Exkursion, Benefizlauf und Projekttag: Vor den Ferien funktioniert Schule plötzlich anders. Lehrer, Eltern und Schüler loben die wertvolle Zeit.

Von Iris Hilberth

Chemie fällt heute aus, in Französisch wird ein Film angeschaut und der Musiklehrer geht mit der ganzen Klasse zum Eisessen. Es ist noch eine Woche bis zu den Sommerferien, die Noten sind längst gemacht, die Bücher zurückgegeben, und viele Eltern haben den Eindruck, als befänden sich die Schulen schon seit geraumer Zeit in einer Art Vorferien-Modus. Statt Mathe und Geschichte stehen Ausflüge, Spiele und Feste auf dem Stundenplan. Nicht alle finden das gut.

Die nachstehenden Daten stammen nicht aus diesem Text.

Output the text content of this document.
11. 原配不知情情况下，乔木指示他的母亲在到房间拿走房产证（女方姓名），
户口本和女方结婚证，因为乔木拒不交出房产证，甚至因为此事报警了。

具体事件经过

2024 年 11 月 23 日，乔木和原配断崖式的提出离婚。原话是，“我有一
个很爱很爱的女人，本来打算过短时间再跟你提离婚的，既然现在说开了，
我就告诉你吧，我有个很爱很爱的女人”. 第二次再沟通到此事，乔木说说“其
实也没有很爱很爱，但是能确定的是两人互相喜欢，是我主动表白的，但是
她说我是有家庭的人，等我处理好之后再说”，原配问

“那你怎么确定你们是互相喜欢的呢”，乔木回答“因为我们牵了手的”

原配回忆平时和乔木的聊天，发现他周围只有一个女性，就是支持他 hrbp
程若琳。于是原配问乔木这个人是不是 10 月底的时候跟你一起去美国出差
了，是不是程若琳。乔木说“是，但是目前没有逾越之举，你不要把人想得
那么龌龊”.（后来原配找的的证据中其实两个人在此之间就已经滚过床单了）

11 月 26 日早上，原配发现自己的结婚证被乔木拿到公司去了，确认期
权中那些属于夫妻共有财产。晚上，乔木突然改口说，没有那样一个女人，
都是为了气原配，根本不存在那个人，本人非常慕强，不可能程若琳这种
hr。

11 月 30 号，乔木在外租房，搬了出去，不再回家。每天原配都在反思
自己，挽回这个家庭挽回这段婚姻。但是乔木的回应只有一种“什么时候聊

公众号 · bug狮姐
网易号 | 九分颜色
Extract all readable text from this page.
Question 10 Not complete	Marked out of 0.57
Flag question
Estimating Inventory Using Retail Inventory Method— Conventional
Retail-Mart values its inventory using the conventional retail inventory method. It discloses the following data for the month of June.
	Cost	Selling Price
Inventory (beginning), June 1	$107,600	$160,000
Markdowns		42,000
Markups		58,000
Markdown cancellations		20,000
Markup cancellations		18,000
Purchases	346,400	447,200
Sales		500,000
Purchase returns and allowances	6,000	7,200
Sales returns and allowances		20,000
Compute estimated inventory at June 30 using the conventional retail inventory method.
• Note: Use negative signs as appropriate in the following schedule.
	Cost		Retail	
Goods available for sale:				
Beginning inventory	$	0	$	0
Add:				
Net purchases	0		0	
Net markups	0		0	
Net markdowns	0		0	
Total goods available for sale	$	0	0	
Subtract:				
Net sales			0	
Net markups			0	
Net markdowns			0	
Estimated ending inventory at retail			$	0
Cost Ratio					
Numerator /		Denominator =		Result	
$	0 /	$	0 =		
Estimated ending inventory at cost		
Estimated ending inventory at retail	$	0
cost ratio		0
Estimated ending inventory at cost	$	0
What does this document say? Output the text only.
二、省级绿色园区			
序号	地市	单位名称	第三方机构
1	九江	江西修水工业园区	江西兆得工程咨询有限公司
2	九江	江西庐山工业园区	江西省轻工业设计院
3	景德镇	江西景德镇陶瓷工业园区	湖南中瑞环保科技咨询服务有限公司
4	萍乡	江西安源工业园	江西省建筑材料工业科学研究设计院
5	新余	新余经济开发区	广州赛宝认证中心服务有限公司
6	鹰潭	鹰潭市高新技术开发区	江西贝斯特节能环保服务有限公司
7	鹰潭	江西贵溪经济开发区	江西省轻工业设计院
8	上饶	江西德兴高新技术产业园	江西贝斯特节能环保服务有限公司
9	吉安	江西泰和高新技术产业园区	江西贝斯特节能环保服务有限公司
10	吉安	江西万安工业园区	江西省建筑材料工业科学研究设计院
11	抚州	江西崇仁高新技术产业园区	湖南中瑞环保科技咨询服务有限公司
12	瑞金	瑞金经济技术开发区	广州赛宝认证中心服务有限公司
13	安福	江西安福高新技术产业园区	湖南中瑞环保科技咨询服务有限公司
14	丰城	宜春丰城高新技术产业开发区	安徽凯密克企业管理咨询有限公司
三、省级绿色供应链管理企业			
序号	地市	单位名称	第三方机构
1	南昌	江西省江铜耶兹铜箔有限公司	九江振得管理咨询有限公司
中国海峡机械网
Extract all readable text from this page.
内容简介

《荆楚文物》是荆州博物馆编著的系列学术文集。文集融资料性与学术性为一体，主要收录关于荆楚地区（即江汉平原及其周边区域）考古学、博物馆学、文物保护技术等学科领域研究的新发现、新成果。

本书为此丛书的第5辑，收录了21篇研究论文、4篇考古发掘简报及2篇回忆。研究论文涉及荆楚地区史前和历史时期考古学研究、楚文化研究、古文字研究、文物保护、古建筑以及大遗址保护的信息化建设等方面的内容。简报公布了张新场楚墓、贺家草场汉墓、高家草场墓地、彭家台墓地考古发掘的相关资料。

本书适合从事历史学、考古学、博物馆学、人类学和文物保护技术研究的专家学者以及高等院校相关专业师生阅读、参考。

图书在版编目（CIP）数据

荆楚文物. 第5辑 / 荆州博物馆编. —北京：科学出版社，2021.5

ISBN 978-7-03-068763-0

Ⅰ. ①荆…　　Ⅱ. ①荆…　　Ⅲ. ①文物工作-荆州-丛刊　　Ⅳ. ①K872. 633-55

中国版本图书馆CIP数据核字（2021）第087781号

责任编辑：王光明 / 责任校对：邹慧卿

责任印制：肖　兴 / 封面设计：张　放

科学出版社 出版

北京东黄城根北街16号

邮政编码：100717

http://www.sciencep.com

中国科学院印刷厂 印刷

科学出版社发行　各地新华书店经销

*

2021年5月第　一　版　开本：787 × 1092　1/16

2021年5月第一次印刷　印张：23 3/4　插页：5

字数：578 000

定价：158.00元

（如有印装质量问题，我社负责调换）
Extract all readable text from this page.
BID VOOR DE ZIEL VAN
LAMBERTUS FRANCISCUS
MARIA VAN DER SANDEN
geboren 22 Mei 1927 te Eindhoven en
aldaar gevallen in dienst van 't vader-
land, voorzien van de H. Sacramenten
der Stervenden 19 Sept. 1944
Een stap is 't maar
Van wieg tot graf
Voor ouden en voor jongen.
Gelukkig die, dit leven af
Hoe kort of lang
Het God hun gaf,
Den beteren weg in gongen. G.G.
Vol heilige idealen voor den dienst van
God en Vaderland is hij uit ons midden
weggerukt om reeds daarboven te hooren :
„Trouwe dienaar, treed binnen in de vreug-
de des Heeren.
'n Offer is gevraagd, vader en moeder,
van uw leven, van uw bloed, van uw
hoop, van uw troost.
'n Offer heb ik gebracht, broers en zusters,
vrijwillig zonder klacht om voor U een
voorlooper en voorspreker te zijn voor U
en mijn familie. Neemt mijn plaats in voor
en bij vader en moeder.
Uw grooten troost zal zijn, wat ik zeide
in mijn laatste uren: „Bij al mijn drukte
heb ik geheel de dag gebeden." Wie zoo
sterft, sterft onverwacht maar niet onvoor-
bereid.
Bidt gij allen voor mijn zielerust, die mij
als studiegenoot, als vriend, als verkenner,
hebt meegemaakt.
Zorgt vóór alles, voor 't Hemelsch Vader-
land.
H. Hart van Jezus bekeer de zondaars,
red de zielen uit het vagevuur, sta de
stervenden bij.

Mitunter ist bei manchem der Unmut über den vermeintlichen Schlendrian deshalb so groß, weil in den Wochen zuvor der Druck mit Schulaufgaben und Abfragen immens war. Muss das sein? Es muss, sagen die Schulleiter, Lehrer und auch Schüler. Denn die letzten zwei Wochen vor den Sommerferien dienen der Entschleunigung und dem Gemeinschaftsgefühl. Sie lassen Raum für eine andere Form der Pädagogik und Zeit für Dinge, die im laufenden Schuljahr nicht möglich sind.